Lewis poses this question: "If professional baseball players could be over- or undervalued, who couldn't? Bad as they may have been, the statistics used to evaluate baseball players were probably more accurate than anything used to measure the value of people who didn't play baseball for a living." Right! On the basis of first principles, the market for baseball players should be one of the most efficient labor markets on earth. It is hard to think of any high-paid profession in which performance is measured so precisely--and is publicly available to every other potential employer. Compare the market for baseball players with the market for corporate executives. A company looking for a new director of human resource management would be hard-pressed to get any objective data on the past performance of job candidates. Instead, such a company would be forced to make choices based on interviews with the candidates--a process that is even less accurate than the one the old scouts use to size up a high school player. Interviews are notoriously bad predictors of future job performance. In most contexts their predictive value is essentially zero.

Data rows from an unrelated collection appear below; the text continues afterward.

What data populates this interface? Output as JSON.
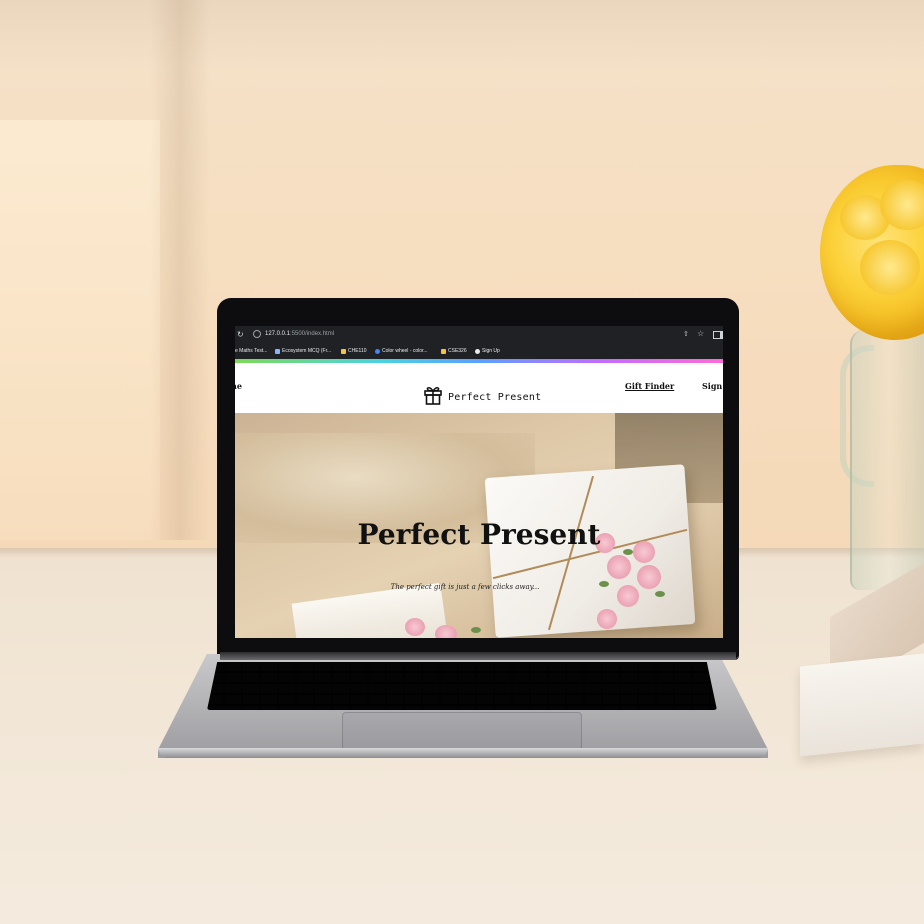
{
  "browser": {
    "url_host": "127.0.0.1",
    "url_path": ":5500/index.html",
    "bookmarks": [
      {
        "label": "e Maths Test...",
        "icon_color": "#8ab4f8"
      },
      {
        "label": "Ecosystem MCQ (Fr...",
        "icon_color": "#8ab4f8"
      },
      {
        "label": "CHE110",
        "icon_color": "#f6c343"
      },
      {
        "label": "Color wheel - color...",
        "icon_color": "#4285f4"
      },
      {
        "label": "CSE326",
        "icon_color": "#f6c343"
      },
      {
        "label": "Sign Up",
        "icon_color": "#e8eaed"
      }
    ]
  },
  "site": {
    "nav_home": "ne",
    "logo_text": "Perfect Present",
    "nav_gift_finder": "Gift Finder",
    "nav_signup": "Sign U"
  },
  "hero": {
    "title": "Perfect Present",
    "subtitle": "The perfect gift is just a few clicks away..."
  },
  "colors": {
    "accent_gradient": [
      "#7ed957",
      "#4ad3e0",
      "#5aa0ff",
      "#c46bff",
      "#ff6bd6"
    ],
    "flower": "#fcd23a"
  },
  "icons": [
    "reload-icon",
    "site-info-icon",
    "share-icon",
    "star-icon",
    "side-panel-icon",
    "gift-icon"
  ]
}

A decision to hire a college football coach is more like evaluating baseball players than HR managers. There is plenty of objective evidence that should help glean whether a coach is good or bad. The information is imperfect because the sample size of games is small (at least in comparison to at-bats) and a coach can win or lose for reasons that have little to do with his own merit (talent left over by a predecessor, key decisions made by subordinates, strength or weakness of key conference rivals, etc.), but there is plenty of publicly-available information about coaching candidates. If Brandon thinks that hiring Brady Hoke is just like hiring a VP at Domino's, then he has illustrated why Michigan has erred (yet again) by hiring an athletic director who comes from the business world without experience in athletic departments.

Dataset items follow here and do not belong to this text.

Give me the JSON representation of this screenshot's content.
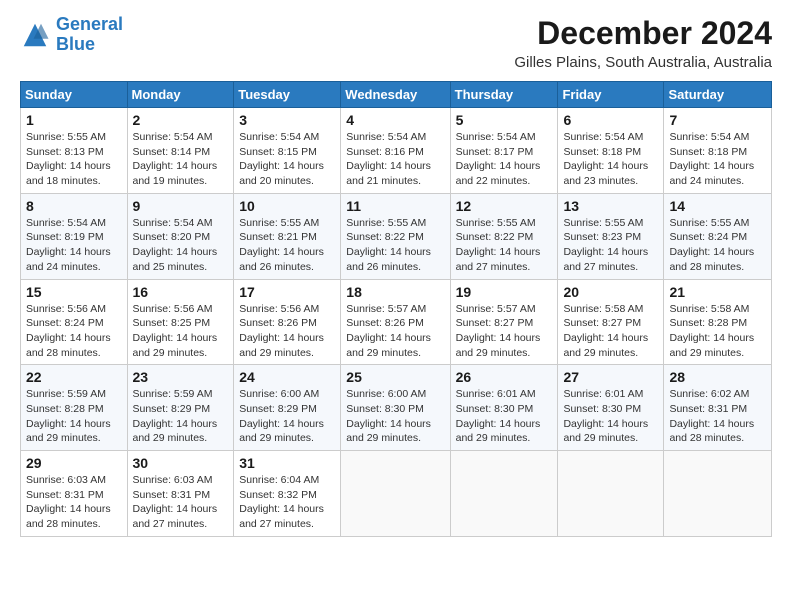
{
  "logo": {
    "line1": "General",
    "line2": "Blue"
  },
  "title": "December 2024",
  "subtitle": "Gilles Plains, South Australia, Australia",
  "days_header": [
    "Sunday",
    "Monday",
    "Tuesday",
    "Wednesday",
    "Thursday",
    "Friday",
    "Saturday"
  ],
  "weeks": [
    [
      {
        "day": "1",
        "sunrise": "5:55 AM",
        "sunset": "8:13 PM",
        "daylight": "14 hours and 18 minutes."
      },
      {
        "day": "2",
        "sunrise": "5:54 AM",
        "sunset": "8:14 PM",
        "daylight": "14 hours and 19 minutes."
      },
      {
        "day": "3",
        "sunrise": "5:54 AM",
        "sunset": "8:15 PM",
        "daylight": "14 hours and 20 minutes."
      },
      {
        "day": "4",
        "sunrise": "5:54 AM",
        "sunset": "8:16 PM",
        "daylight": "14 hours and 21 minutes."
      },
      {
        "day": "5",
        "sunrise": "5:54 AM",
        "sunset": "8:17 PM",
        "daylight": "14 hours and 22 minutes."
      },
      {
        "day": "6",
        "sunrise": "5:54 AM",
        "sunset": "8:18 PM",
        "daylight": "14 hours and 23 minutes."
      },
      {
        "day": "7",
        "sunrise": "5:54 AM",
        "sunset": "8:18 PM",
        "daylight": "14 hours and 24 minutes."
      }
    ],
    [
      {
        "day": "8",
        "sunrise": "5:54 AM",
        "sunset": "8:19 PM",
        "daylight": "14 hours and 24 minutes."
      },
      {
        "day": "9",
        "sunrise": "5:54 AM",
        "sunset": "8:20 PM",
        "daylight": "14 hours and 25 minutes."
      },
      {
        "day": "10",
        "sunrise": "5:55 AM",
        "sunset": "8:21 PM",
        "daylight": "14 hours and 26 minutes."
      },
      {
        "day": "11",
        "sunrise": "5:55 AM",
        "sunset": "8:22 PM",
        "daylight": "14 hours and 26 minutes."
      },
      {
        "day": "12",
        "sunrise": "5:55 AM",
        "sunset": "8:22 PM",
        "daylight": "14 hours and 27 minutes."
      },
      {
        "day": "13",
        "sunrise": "5:55 AM",
        "sunset": "8:23 PM",
        "daylight": "14 hours and 27 minutes."
      },
      {
        "day": "14",
        "sunrise": "5:55 AM",
        "sunset": "8:24 PM",
        "daylight": "14 hours and 28 minutes."
      }
    ],
    [
      {
        "day": "15",
        "sunrise": "5:56 AM",
        "sunset": "8:24 PM",
        "daylight": "14 hours and 28 minutes."
      },
      {
        "day": "16",
        "sunrise": "5:56 AM",
        "sunset": "8:25 PM",
        "daylight": "14 hours and 29 minutes."
      },
      {
        "day": "17",
        "sunrise": "5:56 AM",
        "sunset": "8:26 PM",
        "daylight": "14 hours and 29 minutes."
      },
      {
        "day": "18",
        "sunrise": "5:57 AM",
        "sunset": "8:26 PM",
        "daylight": "14 hours and 29 minutes."
      },
      {
        "day": "19",
        "sunrise": "5:57 AM",
        "sunset": "8:27 PM",
        "daylight": "14 hours and 29 minutes."
      },
      {
        "day": "20",
        "sunrise": "5:58 AM",
        "sunset": "8:27 PM",
        "daylight": "14 hours and 29 minutes."
      },
      {
        "day": "21",
        "sunrise": "5:58 AM",
        "sunset": "8:28 PM",
        "daylight": "14 hours and 29 minutes."
      }
    ],
    [
      {
        "day": "22",
        "sunrise": "5:59 AM",
        "sunset": "8:28 PM",
        "daylight": "14 hours and 29 minutes."
      },
      {
        "day": "23",
        "sunrise": "5:59 AM",
        "sunset": "8:29 PM",
        "daylight": "14 hours and 29 minutes."
      },
      {
        "day": "24",
        "sunrise": "6:00 AM",
        "sunset": "8:29 PM",
        "daylight": "14 hours and 29 minutes."
      },
      {
        "day": "25",
        "sunrise": "6:00 AM",
        "sunset": "8:30 PM",
        "daylight": "14 hours and 29 minutes."
      },
      {
        "day": "26",
        "sunrise": "6:01 AM",
        "sunset": "8:30 PM",
        "daylight": "14 hours and 29 minutes."
      },
      {
        "day": "27",
        "sunrise": "6:01 AM",
        "sunset": "8:30 PM",
        "daylight": "14 hours and 29 minutes."
      },
      {
        "day": "28",
        "sunrise": "6:02 AM",
        "sunset": "8:31 PM",
        "daylight": "14 hours and 28 minutes."
      }
    ],
    [
      {
        "day": "29",
        "sunrise": "6:03 AM",
        "sunset": "8:31 PM",
        "daylight": "14 hours and 28 minutes."
      },
      {
        "day": "30",
        "sunrise": "6:03 AM",
        "sunset": "8:31 PM",
        "daylight": "14 hours and 27 minutes."
      },
      {
        "day": "31",
        "sunrise": "6:04 AM",
        "sunset": "8:32 PM",
        "daylight": "14 hours and 27 minutes."
      },
      null,
      null,
      null,
      null
    ]
  ]
}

There are several possibilities here to explain Brandon's comments:

1. Brandon is making a post hoc rationalization to the fan base as to why he hired Brady Hoke instead of the two former Michigan players who had better resumes. "I didn't want to make out with Jessica Biel at the bar. She'd be more trouble than she's worth." This rationalization can be used to cover for: (a) Brandon trying to land Harbaugh and Miles and failing; (b) Brandon deciding that he didn't want to spend the money on Harbaugh or Miles; and/or (c) Brandon wanting Hoke all along because he wants a motivated coach for whom coaching at Michigan is the end-all, be-all of his existence.

2. Brandon actually believes that as a captain of industry, he can sit across a table from a guy and divine lessons about the guy's soul. In other words, Brandon is deluding himself in the same way that Dubya did with Vladamir Putin.

I've been using blackjack analogies a lot over the past few days to describe Michigan's coaching hires. Hiring Rodriguez was the equivalent of splitting two face cards when the dealer is showing a six and then being dealt a pair of fives. It was the right decision at the time, but it didn't work out. Hiring Hoke is the equivalent of hitting on 15 when the dealer is showing a six. It's not the right move, but there is still a chance that it could work because we're dealing with probability instead of certainty. If Dave Brandon believes his own rhetoric, then he's doing the latter and thinking that it's the right move because of his close study of the dealer's facial expressions.


Anonymous said...

Great stuff!

Anonymous said...

1. This is awesome.
2. This is wrong.

...Well, in one small respect.
There isn't "plenty of objective evidence that should help glean whether a coach is good or bad". In a world where Pete Carroll succeeds and Rich Rodriguez fails, track record doesn't mean much. And statistics don't tell you much more about coaches than they tell you about offensive lineman or cornerbacks. The predictive utility of stats is more than zero, but it's still pretty weak in a team-oriented, context-dependent environment.

Brandon is an arrogant and grating a-hole for thinking his "process" was particularly worthwhile, on that we agree. But coaches can't really be judged like baseball players either.

I guess what I'm trying to say is that its pretty random. Brandon could have put together 10 viable candidates from the internet and drew from a hat. He could have done this in November.

Brandon's mistake is less about who he chose than it is about the timeline and process that he chose to follow. The damage done to the recruiting class was/is substantial and will be felt for the next 4 or 5 years. Hoke may or may not work out but I'm not convinced the odds are any better with Harbaugh, Bellichek or Tressel coaching at Michigan.

Anonymous said...

Also, splitting those face cards is not the right move.

Basic strategy:

Always split aces and eights, never split tens and fives.